It seems more like Christ told them to buy swords just so he'd have a sweet action hero line to say in a few hours. And, being God, He was able to follow through.

Think of it has divine theater.

But his saying that line later didn't depend at all on what he said in Luke 22:36. Luke 22:36 was looking forward to a later time. The sword Peter used to cut off the soldiers ear was, I assume, one he already had, not one he sold his cloak to buy just that night because of what Jesus said in Luke 22:36.
 
I'm no fan of government, so I hope you're right and I'm wrong, but the Bible does not talk about overthrowing governments or physically resisting bad people. It does speak of submitting to them, either for their sake or for the sake of order.

There's a reason a lot of libertarians don't like Christianity. They see the humility in submission as evidence of an element of social control.

There's truth to that, yes.

Note that I can't really be right here, considering I haven't taken a position. I'm quite confused actually.
 
But his saying that line later didn't depend at all on what he said in Luke 22:36. Luke 22:36 was looking forward to a later time. The sword Peter used to cut off the soldiers ear was, I assume, one he already had, not one he sold his cloak to buy just that night because of what Jesus said in Luke 22:36.
I'd have to disagree. Peter is to be crucified at a later time and he did not resist, though he would have been justified in doing so. Notice, when Peter is in prison (2 Peter) he never complains about his destiny or the injustice of his punishment.
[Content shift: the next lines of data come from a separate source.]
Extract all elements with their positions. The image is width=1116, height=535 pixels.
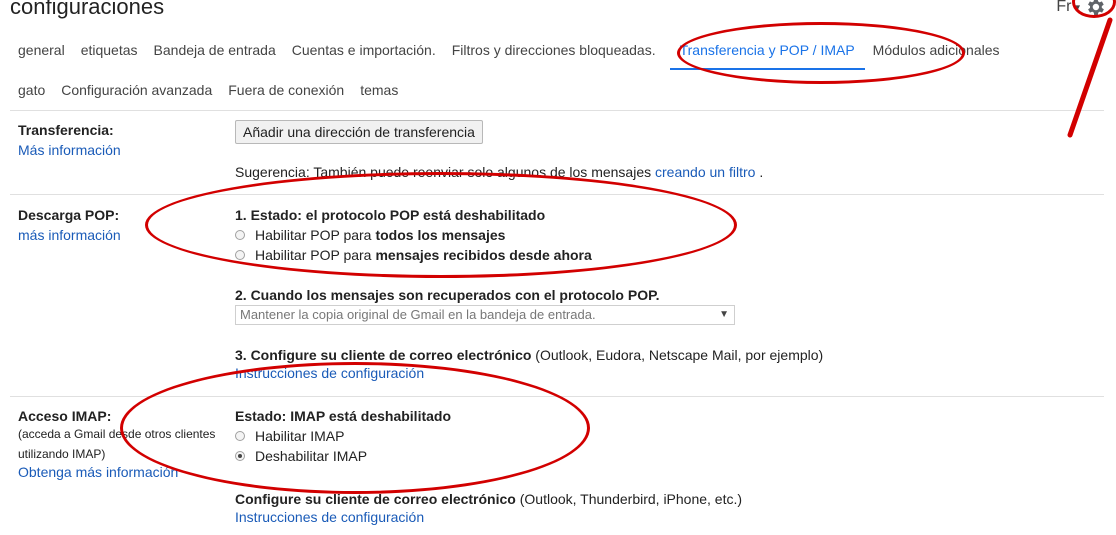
- imap-content: Estado: IMAP está deshabilitado Habilita…: [235, 406, 1104, 525]
- pop-label: Descarga POP:: [18, 207, 120, 223]
- tab-addons[interactable]: Módulos adicionales: [865, 30, 1008, 70]
- step3-rest: (Outlook, Eudora, Netscape Mail, por eje…: [531, 347, 824, 363]
- imap-sub1: (acceda a Gmail desde otros clientes: [18, 427, 216, 441]
- option-text: Habilitar IMAP: [255, 428, 345, 444]
- tab-offline[interactable]: Fuera de conexión: [220, 70, 352, 110]
- imap-label-block: Acceso IMAP: (acceda a Gmail desde otros…: [18, 408, 228, 480]
- configure-rest: (Outlook, Thunderbird, iPhone, etc.): [515, 491, 743, 507]
- forwarding-tip: Sugerencia: También puede reenviar solo …: [235, 164, 1104, 180]
- option-text: Deshabilitar IMAP: [255, 448, 368, 464]
- add-forwarding-address-button[interactable]: Añadir una dirección de transferencia: [235, 120, 483, 144]
- tab-forwarding-pop-imap[interactable]: Transferencia y POP / IMAP: [669, 30, 865, 70]
- tab-chat[interactable]: gato: [10, 70, 53, 110]
- tab-filters[interactable]: Filtros y direcciones bloqueadas.: [444, 30, 664, 70]
- forwarding-label-block: Transferencia: Más información: [18, 122, 228, 158]
- annotation-arrow: [1067, 17, 1113, 138]
- pop-enable-new-option[interactable]: Habilitar POP para mensajes recibidos de…: [235, 245, 1104, 265]
- pop-label-block: Descarga POP: más información: [18, 207, 228, 243]
- radio-icon[interactable]: [235, 250, 245, 260]
- pop-info-link[interactable]: más información: [18, 227, 121, 243]
- pop-action-select[interactable]: Mantener la copia original de Gmail en l…: [235, 305, 735, 325]
- forwarding-label: Transferencia:: [18, 122, 114, 138]
- create-filter-link[interactable]: creando un filtro: [655, 164, 755, 180]
- forwarding-info-link[interactable]: Más información: [18, 142, 121, 158]
- pop-setup-instructions-link[interactable]: Instrucciones de configuración: [235, 365, 424, 381]
- forwarding-content: Añadir una dirección de transferencia Su…: [235, 120, 1104, 180]
- tab-accounts[interactable]: Cuentas e importación.: [284, 30, 444, 70]
- page-title: configuraciones: [10, 0, 165, 19]
- imap-setup-instructions-link[interactable]: Instrucciones de configuración: [235, 509, 424, 525]
- divider: [10, 396, 1104, 397]
- radio-icon[interactable]: [235, 230, 245, 240]
- tab-labels[interactable]: etiquetas: [73, 30, 146, 70]
- tab-themes[interactable]: temas: [352, 70, 406, 110]
- imap-sub2: utilizando IMAP): [18, 447, 106, 461]
- imap-enable-option[interactable]: Habilitar IMAP: [235, 426, 1104, 446]
- tip-text: Sugerencia: También puede reenviar solo …: [235, 164, 652, 180]
- divider: [10, 110, 1104, 111]
- pop-enable-all-option[interactable]: Habilitar POP para todos los mensajes: [235, 225, 1104, 245]
- imap-status: Estado: IMAP está deshabilitado: [235, 408, 452, 424]
- divider: [10, 194, 1104, 195]
- account-initial[interactable]: Fr: [1056, 0, 1071, 16]
- tab-advanced[interactable]: Configuración avanzada: [53, 70, 220, 110]
- pop-step3: 3. Configure su cliente de correo electr…: [235, 345, 1104, 365]
- pop-content: 1. Estado: el protocolo POP está deshabi…: [235, 205, 1104, 381]
- tab-general[interactable]: general: [10, 30, 73, 70]
- step3-bold: 3. Configure su cliente de correo electr…: [235, 347, 532, 363]
- option-bold-text: mensajes recibidos desde ahora: [375, 247, 592, 263]
- tabs-row-2: gato Configuración avanzada Fuera de con…: [10, 70, 1116, 110]
- imap-configure: Configure su cliente de correo electróni…: [235, 489, 1104, 509]
- settings-tabs: general etiquetas Bandeja de entrada Cue…: [10, 30, 1116, 110]
- imap-label: Acceso IMAP:: [18, 408, 112, 424]
- option-bold-text: todos los mensajes: [375, 227, 506, 243]
- configure-bold: Configure su cliente de correo electróni…: [235, 491, 516, 507]
- tabs-row-1: general etiquetas Bandeja de entrada Cue…: [10, 30, 1116, 70]
- tab-inbox[interactable]: Bandeja de entrada: [146, 30, 284, 70]
- pop-step2: 2. Cuando los mensajes son recuperados c…: [235, 287, 660, 303]
- select-value: Mantener la copia original de Gmail en l…: [240, 307, 596, 322]
- imap-info-link[interactable]: Obtenga más información: [18, 464, 178, 480]
- radio-checked-icon[interactable]: [235, 451, 245, 461]
- radio-icon[interactable]: [235, 431, 245, 441]
- imap-disable-option[interactable]: Deshabilitar IMAP: [235, 446, 1104, 466]
- pop-status: 1. Estado: el protocolo POP está deshabi…: [235, 207, 546, 223]
- option-text: Habilitar POP para: [255, 227, 372, 243]
- dropdown-arrow-icon[interactable]: ▼: [719, 306, 729, 324]
- caret-down-icon[interactable]: ▾: [1075, 2, 1080, 13]
- tip-suffix: .: [759, 164, 764, 180]
- option-text: Habilitar POP para: [255, 247, 372, 263]
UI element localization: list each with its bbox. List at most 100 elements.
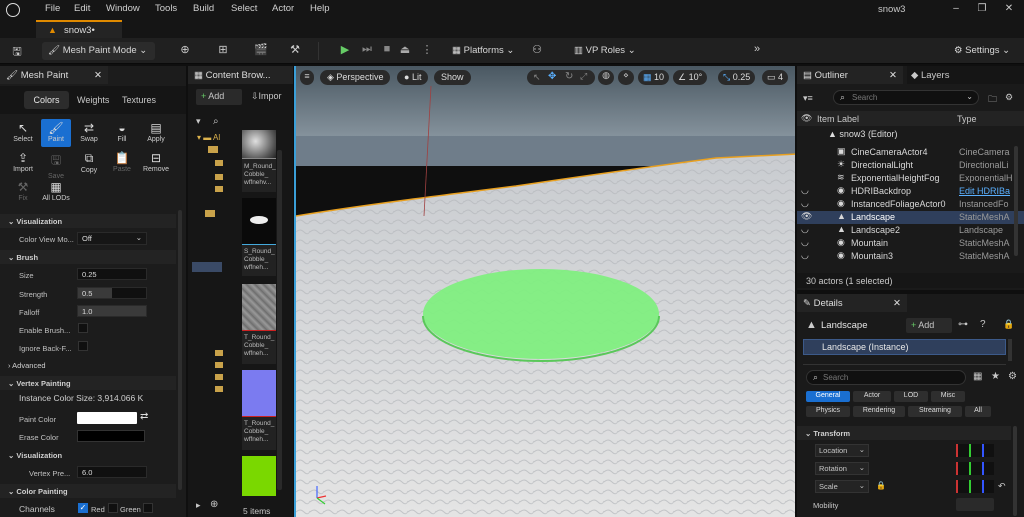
sources-toggle-icon[interactable]: ▾ [196,116,201,127]
filter-general[interactable]: General [806,391,850,402]
source-control-icon[interactable]: ⚇ [528,43,546,59]
close-icon[interactable]: ✕ [889,70,897,81]
scale-dropdown[interactable]: Scale ⌄ [815,480,869,493]
eject-icon[interactable]: ⏏ [396,43,414,59]
lock-scale-icon[interactable]: 🔒 [876,481,886,490]
tool-fix[interactable]: ⚒ Fix [8,180,38,202]
folder-icon[interactable] [215,174,223,180]
tool-fill[interactable]: ◒ Fill [107,121,137,143]
component-scrollbar[interactable] [1008,339,1012,361]
enable-brush-checkbox[interactable] [78,323,88,333]
scale-icon[interactable]: ⤢ [580,71,587,82]
section-visualization-2[interactable]: ⌄ Visualization [0,448,176,462]
tab-colors[interactable]: Colors [24,91,69,109]
scale-xyz-fields[interactable] [956,480,994,493]
outliner-tab[interactable]: ▤ Outliner ✕ [797,66,903,84]
outliner-row-selected[interactable]: 👁 ▲ Landscape StaticMeshA [797,211,1024,224]
channel-blue-checkbox[interactable] [143,503,153,513]
outliner-row[interactable]: ◡ ◉ Mountain StaticMeshA [797,237,1024,250]
tab-textures[interactable]: Textures [122,95,156,105]
search-icon[interactable]: ⌕ [213,116,219,127]
tool-all-lods[interactable]: ▦ All LODs [41,180,71,202]
toolbar-overflow-icon[interactable]: » [748,43,766,59]
level-tab[interactable]: ▲ snow3• [36,20,122,38]
folder-add-icon[interactable]: 🗀 [988,92,997,108]
viewport-menu-icon[interactable]: ≡ [300,70,314,85]
visibility-icon[interactable]: ◡ [801,185,809,196]
component-tree-row[interactable] [803,357,1006,365]
outliner-row[interactable]: ◡ ◉ HDRIBackdrop Edit HDRIBa [797,185,1024,198]
tool-apply[interactable]: ▤ Apply [141,121,171,143]
rotation-snap-button[interactable]: ∠ 10° [673,70,708,85]
settings-icon[interactable]: ⚙ [1008,371,1017,382]
size-input[interactable]: 0.25 [77,268,147,280]
channel-green-checkbox[interactable] [108,503,118,513]
stop-icon[interactable]: ■ [378,43,396,59]
reset-icon[interactable]: ↶ [998,481,1006,492]
save-icon[interactable]: 🖫 [8,43,26,59]
mode-dropdown[interactable]: 🖌 Mesh Paint Mode ⌄ [42,42,155,60]
outliner-row[interactable]: ◡ ▲ Landscape2 Landscape [797,224,1024,237]
show-button[interactable]: Show [434,70,471,85]
grid-snap-button[interactable]: ▦ 10 [638,70,670,85]
filter-actor[interactable]: Actor [853,391,891,402]
menu-build[interactable]: Build [193,3,214,14]
section-brush[interactable]: ⌄ Brush [0,250,176,264]
play-options-icon[interactable]: ⋮ [418,43,436,59]
add-component-button[interactable]: + Add [906,318,952,333]
filter-physics[interactable]: Physics [806,406,850,417]
perspective-button[interactable]: ◈ Perspective [320,70,391,85]
details-tab[interactable]: ✎ Details ✕ [797,294,907,312]
asset-tile[interactable]: T_Round_ Cobble_ wffneh... [242,370,276,450]
tool-copy[interactable]: ⧉ Copy [74,151,104,174]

Being that no where in the Bible Peter walks around with a sword, then Jesus tells him to buy one and then, bam, he has one and the Jesus tells him to put it away. It seems to me pretty obvious that Christ told him to have the sword because He ordained that during His arrest, that He had something to teach us through it.
 
There's truth to that, yes.

Note that I can't really be right here, considering I haven't taken a position. I'm quite confused actually.
Thankfully, true freedom is not something we fight for but something God gives us by His Truth. We are more free submitting to Him and His commands than rebelling.
 
While true, not necessarily entirely relevant to Romans 13...

I do have a moral stance that any moral system that says "Don't kill Hitler" is absurd. but I don't have a fully fleshed viewpoint.
 
While true, not necessarily entirely relevant to Romans 13...

I do have a moral stance that any moral system that says "Don't kill Hitler" is absurd. but I don't have a fully fleshed viewpoint.
Well, it's like killing the dictator of North Korea. Yeah, it's probably good.

Ironically, being that a lot of these mad men are incompetent, not assassinating Hitler probably shortened the war by a lot. Imagine if Hitler let his generals run the show and the 15th army rolled out the Pas de Calais and tried driving the Allies back into the beach.

Let's look at the western hemisphere. Every country but Canada had a violent revolution for its freedom. All of them involved free masonry and enlightenment ideals. Only one country, ours, turned out good. The rest are a mess.

History seems to show that violent revolutions generally beget tons of more violence for generations. I think as spoiled Americans with true legendary heroes (Washington really WAS a Cincinattus), we tend to think that overthrowing governments betters mankind. Ask Libya, Iraq, Afghanistan etc how that's working out.